Görüldüğü üzere, hararetli bir ortam burası. Aç olanlar, tokların kalkışlarını izliyorlar. Normalde de garsonlar, toklar gittikten sonra, yeni açlar gelmeden etrafı temizlemeye fırsatı olan insanlardır. Ama arkadaş grubum, yeni kalkmış tok grubunun masasına, temizlenmesini beklemeden çökebilecek kadar arsız tipler. Masada hayvan kemikleri ve söndürülmüş sigaralar var. Tok grubun arkada bıraktığı bir adet tavuk kanadı, pişmeye devam ediyor. Karnım aç ama, "kendin pişir, kendin ye" ritüeline çoktan pişmişle başlamak, bulunduğum ortamda pek hoş bulunmayabilir.

Önümüzdeki masada takım formasını, artık jübile yaptığı halı sahalarda dahi giyemediği için, mangal başında giyebilmiş bir adam var. Trabzonsporlu Izgara Şefi, masada, "asi ve özgür prenses" moduyla salınan kadınlara, samimiyeti sorgulanacak adamların yakınlığına ve esrarengiz şekilde sürekli koşma isteğiyle oldukları yerde duramayan çocuklara et pişiriyor. Çocuklar, bir an önce ortamı terkedip, koşabilmek için, (çocuklar gariplik derecesinde sürrealisttir ve Forrest Gump gibi sadece koşar, koşar koşar ve koşarlar.) sabırsızlıkla, "O Köfte Bitecek!" isimli parmakların gerginliklerinin geçmesini bekliyorlar. Ekipteki alımlı, bekar ve dikkat çekmeyi iyi beceren prenseslerden biri, elindeki çatalla tabağındaki eti dünyanın en rezil şeyiymiş edasıyla dürteleyip, "ımmm, pişmemiş bu!" diyor ve Trabzonlu Izgara Şefi'ni uyarıyor. Şef, derhal iddiayı çürütmek için mangalını terk ederek, prensesin yanına gidiyor ve eti ağzına atarak, "nası pişmemiş yea?" deyip, iddiayı reddediyor. Prenses iddialı: "Aaa, yalan mı söyliycem, basbaya kanlıydı işteee". Masadaki geyiğimsi de burada başlıyor.
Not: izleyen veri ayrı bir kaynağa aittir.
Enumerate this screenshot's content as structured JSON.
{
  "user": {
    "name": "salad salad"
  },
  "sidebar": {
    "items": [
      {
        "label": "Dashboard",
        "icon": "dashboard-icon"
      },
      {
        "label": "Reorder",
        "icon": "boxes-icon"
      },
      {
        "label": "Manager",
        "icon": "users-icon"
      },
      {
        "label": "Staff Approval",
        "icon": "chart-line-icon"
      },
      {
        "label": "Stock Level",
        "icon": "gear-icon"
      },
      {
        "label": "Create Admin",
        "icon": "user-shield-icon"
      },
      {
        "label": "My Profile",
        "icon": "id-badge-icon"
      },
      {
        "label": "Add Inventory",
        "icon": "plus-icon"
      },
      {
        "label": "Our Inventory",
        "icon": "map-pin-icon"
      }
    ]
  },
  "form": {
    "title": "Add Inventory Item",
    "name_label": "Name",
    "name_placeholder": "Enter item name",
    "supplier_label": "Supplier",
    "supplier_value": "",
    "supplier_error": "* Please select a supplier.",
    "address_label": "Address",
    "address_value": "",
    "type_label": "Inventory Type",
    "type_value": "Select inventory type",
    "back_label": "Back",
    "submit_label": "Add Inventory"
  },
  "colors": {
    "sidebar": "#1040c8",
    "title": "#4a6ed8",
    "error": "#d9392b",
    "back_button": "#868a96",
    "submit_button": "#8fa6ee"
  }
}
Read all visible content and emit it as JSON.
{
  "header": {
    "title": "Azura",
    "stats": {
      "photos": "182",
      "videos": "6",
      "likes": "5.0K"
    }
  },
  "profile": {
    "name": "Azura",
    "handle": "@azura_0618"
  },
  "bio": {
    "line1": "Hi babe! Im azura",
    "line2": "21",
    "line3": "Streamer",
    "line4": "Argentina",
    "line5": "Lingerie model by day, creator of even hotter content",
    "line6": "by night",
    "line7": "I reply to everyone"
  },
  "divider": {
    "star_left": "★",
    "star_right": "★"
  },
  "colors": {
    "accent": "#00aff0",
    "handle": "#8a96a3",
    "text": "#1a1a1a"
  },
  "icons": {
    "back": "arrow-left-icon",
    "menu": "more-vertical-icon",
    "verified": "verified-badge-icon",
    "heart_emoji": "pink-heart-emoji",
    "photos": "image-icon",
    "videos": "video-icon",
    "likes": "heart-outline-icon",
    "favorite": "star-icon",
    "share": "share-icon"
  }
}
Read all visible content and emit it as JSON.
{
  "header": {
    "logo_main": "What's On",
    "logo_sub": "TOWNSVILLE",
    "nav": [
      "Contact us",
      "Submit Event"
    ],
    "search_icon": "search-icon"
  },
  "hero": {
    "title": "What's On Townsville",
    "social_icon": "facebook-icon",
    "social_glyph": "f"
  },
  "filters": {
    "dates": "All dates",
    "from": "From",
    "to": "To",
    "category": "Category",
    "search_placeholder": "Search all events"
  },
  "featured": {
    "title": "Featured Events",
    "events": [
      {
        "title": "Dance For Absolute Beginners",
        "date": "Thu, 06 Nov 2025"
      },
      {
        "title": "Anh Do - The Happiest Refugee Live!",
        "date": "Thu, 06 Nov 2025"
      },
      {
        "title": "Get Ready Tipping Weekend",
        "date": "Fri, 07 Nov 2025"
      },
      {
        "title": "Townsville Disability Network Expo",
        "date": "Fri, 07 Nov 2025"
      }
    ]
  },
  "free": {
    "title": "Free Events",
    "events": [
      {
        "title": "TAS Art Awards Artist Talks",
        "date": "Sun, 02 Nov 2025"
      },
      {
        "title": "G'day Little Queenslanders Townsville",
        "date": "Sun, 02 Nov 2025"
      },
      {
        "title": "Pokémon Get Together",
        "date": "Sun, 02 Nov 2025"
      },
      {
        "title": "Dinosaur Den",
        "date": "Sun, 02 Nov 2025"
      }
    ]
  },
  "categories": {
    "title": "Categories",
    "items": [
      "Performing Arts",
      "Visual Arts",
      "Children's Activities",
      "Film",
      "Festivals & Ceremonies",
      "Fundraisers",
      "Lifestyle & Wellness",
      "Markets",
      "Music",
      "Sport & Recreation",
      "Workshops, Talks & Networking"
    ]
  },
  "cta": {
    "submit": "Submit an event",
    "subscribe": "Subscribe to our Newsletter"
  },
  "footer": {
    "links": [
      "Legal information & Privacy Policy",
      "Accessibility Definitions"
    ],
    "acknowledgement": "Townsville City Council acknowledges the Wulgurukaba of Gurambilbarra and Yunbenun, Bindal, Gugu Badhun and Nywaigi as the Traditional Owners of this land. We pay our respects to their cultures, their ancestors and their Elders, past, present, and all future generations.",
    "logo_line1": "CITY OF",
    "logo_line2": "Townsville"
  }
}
Anlatmak sıkıcı olduğu için, konu başlıklarını veriyorum: "Avrupa-Amerika'da iyi pişmiş bile istesen, et kanlı geliyo olm, heheyt."

Etrafa bakınıp, sigara içerken, yanımızdan eli çatallı bir kadın geçiyor. Yavrusunun beslenmesini aksatmayan bu tip fazla anaç annelere doğada çok sık rastlanıyor. Amacı, yavrusuna ulaşıp, gıdayı çocuğun ağzından içeri sokmak (Kuş tipi beslenme). Bazen bu konuda aşırı cevval olup, ellerindeki çatallarla kalabalığın ortasına dahi dalabiliyorlar. Çatallı Kadın'ın geldiği masaya bakıyorum ki, aman tanrım. Çift mangal kullanan bir adam var. Tek maşayla iki ızgarayı da idare edebiliyor bu adam. Parça parça değil, et yığınını bir anda yığacak ki büyük kolaylık. "Lan bize kalmadı" yla "yiyin siz yiyin" arasında gidip gelen bam teli duygularına bu masada yer yok.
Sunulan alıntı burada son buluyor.